ここを出る時には、それは胸にお秘めくださいね」
「……それも、分かっている」
からかいを込めた言葉が追加され、これには早口で返した。
女人たちとの会話に難渋している私の疲弊を、確実に面白がっているからだ。
「ふふっ。よろしくお願いいたします。
ですが、まさか国王陛下の御指示で組まれた宴がこれほどひっきりなしとは思いもしませんでしたねぇ」
「全くだ」
「今まで浮いた噂ひとつなく、女官にすら手を出さなかったシュギル様に親として業を煮やされたのか。

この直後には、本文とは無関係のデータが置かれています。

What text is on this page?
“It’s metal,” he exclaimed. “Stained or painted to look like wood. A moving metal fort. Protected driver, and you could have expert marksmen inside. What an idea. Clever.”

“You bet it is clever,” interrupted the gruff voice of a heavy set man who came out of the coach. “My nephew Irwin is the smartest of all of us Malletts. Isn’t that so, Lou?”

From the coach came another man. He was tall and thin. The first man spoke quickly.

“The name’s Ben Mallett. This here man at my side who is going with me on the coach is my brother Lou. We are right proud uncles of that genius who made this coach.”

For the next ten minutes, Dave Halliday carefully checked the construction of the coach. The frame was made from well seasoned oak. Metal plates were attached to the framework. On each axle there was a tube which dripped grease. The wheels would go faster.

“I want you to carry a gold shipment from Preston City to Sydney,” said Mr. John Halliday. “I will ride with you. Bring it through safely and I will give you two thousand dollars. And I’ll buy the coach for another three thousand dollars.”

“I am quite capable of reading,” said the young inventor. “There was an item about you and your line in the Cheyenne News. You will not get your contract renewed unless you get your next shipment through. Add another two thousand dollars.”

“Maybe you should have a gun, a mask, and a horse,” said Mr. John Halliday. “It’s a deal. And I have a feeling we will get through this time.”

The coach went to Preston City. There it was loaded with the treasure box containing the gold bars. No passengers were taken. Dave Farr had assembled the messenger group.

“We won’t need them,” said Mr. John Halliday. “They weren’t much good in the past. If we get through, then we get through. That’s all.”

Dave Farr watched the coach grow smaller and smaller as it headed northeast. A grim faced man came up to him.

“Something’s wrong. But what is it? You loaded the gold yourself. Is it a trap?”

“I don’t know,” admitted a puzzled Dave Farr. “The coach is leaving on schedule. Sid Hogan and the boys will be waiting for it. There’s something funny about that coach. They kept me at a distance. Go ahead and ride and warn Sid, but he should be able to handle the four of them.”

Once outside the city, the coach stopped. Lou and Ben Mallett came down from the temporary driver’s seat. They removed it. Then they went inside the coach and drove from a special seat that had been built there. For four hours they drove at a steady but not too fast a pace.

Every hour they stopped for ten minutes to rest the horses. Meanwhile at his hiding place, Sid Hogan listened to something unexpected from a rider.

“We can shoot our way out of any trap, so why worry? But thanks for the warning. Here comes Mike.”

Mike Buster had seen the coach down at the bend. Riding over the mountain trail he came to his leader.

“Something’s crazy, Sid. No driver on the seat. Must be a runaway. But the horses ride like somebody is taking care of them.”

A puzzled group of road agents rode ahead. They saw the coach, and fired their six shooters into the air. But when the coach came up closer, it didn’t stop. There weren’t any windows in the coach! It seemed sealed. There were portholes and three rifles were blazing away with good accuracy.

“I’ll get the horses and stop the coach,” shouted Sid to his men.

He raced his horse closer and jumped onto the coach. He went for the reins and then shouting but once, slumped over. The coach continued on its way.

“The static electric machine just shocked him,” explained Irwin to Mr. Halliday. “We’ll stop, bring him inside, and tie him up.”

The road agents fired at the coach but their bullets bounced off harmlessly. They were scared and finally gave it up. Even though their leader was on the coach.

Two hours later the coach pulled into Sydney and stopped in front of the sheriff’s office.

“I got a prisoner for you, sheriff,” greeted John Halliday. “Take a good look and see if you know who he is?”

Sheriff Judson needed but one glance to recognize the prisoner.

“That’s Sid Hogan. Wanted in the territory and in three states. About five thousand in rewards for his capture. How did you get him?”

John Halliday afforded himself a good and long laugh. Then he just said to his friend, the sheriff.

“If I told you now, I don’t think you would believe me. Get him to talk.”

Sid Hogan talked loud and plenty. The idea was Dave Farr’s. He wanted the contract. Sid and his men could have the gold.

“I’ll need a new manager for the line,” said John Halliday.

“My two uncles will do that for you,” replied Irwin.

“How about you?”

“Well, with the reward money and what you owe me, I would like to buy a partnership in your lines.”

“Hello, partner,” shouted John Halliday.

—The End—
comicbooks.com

それとも、中原の制覇に関わる新たな戦略のためか……。
陛下の御心の内は、どちらでしょうか」
「九割の確率で、後者だろう」
礼装用の飾り剣の宝玉を磨きながらのロキの問いに、即答した。
考えずとも、分かる。
というより、宴に出てみれば、すぐに理解できた。
妃候補として引き合わされた三名の女人たちの顔ぶれを知って。
皆が揃って、沿海の国の姫たちばかりであったのだから。
二日前、父上から向けられた鋭い視線と冷たい物言いが思い出される。
『観念して、国のため、妻を娶れ』
私のためにと昼夜分かたず催されているこの妃選びの宴は、父上が海の要衝を押さえるための、覇王としての段階のひとつに過ぎない。